Publication year:
2025
English
Format:
(390.3 KiB)
Publisher:
Save the Children Bangladesh
This study evaluates the cost-effectiveness and cost–benefit of the Integrated Management of Childhood Illness (IMCI) digital application compared with the traditional paper-based IMCI system in Bangladesh. Using quasi-experimental data from a pilot conducted in Barishal district (intervention) and Jhalokhathi district (control) during 2024–2025, the analysis adopts both health system and societal perspectives. Incremental costs included training, equipment, supervision, and connectivity, net of savings from discontinued paper registers. Health outcomes were measured as disability-adjusted life years (DALYs) averted through reductions in unnecessary outpatient visits and inpatient admissions, estimated under provider-reported, objective, and hybrid scenarios.

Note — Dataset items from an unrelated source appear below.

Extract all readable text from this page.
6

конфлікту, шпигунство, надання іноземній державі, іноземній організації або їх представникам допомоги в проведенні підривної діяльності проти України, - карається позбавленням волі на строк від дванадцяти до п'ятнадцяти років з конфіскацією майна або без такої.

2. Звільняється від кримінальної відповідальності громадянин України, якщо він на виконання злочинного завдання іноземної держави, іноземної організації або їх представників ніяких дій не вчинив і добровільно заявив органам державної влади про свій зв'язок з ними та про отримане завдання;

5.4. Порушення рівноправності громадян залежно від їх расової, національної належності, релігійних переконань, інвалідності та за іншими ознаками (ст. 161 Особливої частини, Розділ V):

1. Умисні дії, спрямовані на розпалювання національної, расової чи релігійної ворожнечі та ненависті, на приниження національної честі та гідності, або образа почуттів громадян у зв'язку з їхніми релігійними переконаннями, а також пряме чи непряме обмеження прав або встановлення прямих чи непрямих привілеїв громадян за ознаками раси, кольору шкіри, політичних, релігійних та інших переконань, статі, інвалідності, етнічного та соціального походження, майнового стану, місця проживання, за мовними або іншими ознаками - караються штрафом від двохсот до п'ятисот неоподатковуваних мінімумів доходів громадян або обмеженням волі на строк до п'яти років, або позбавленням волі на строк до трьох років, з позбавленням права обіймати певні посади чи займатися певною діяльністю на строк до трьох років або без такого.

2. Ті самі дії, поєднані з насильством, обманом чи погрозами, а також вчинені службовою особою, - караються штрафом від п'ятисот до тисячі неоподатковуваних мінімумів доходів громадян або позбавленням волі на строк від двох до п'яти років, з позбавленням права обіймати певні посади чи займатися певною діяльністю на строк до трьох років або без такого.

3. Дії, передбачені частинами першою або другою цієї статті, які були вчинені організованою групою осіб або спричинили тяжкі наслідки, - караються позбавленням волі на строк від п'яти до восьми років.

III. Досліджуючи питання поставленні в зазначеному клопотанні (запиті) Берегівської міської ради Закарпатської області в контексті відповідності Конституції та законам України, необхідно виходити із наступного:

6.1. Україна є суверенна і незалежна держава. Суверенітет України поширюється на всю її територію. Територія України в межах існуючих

The results show that the IMCI digital app is highly cost-effective under all assumptions, with incremental cost-effectiveness ratios far below Bangladesh’s GDP per capita threshold. Benefit–cost ratios indicate exceptionally high economic returns, driven by avoided health system expenditures and reduced household out-of-pocket costs and productivity losses. National scale-up projections suggest substantial health gains and multi-billion-taka annual societal benefits, even under conservative cost assumptions. The findings provide strong economic justification for nationwide adoption of the IMCI digital app as a cost-effective, pro-poor digital health intervention aligned with Bangladesh’s Universal Health Coverage and Smart Health goals.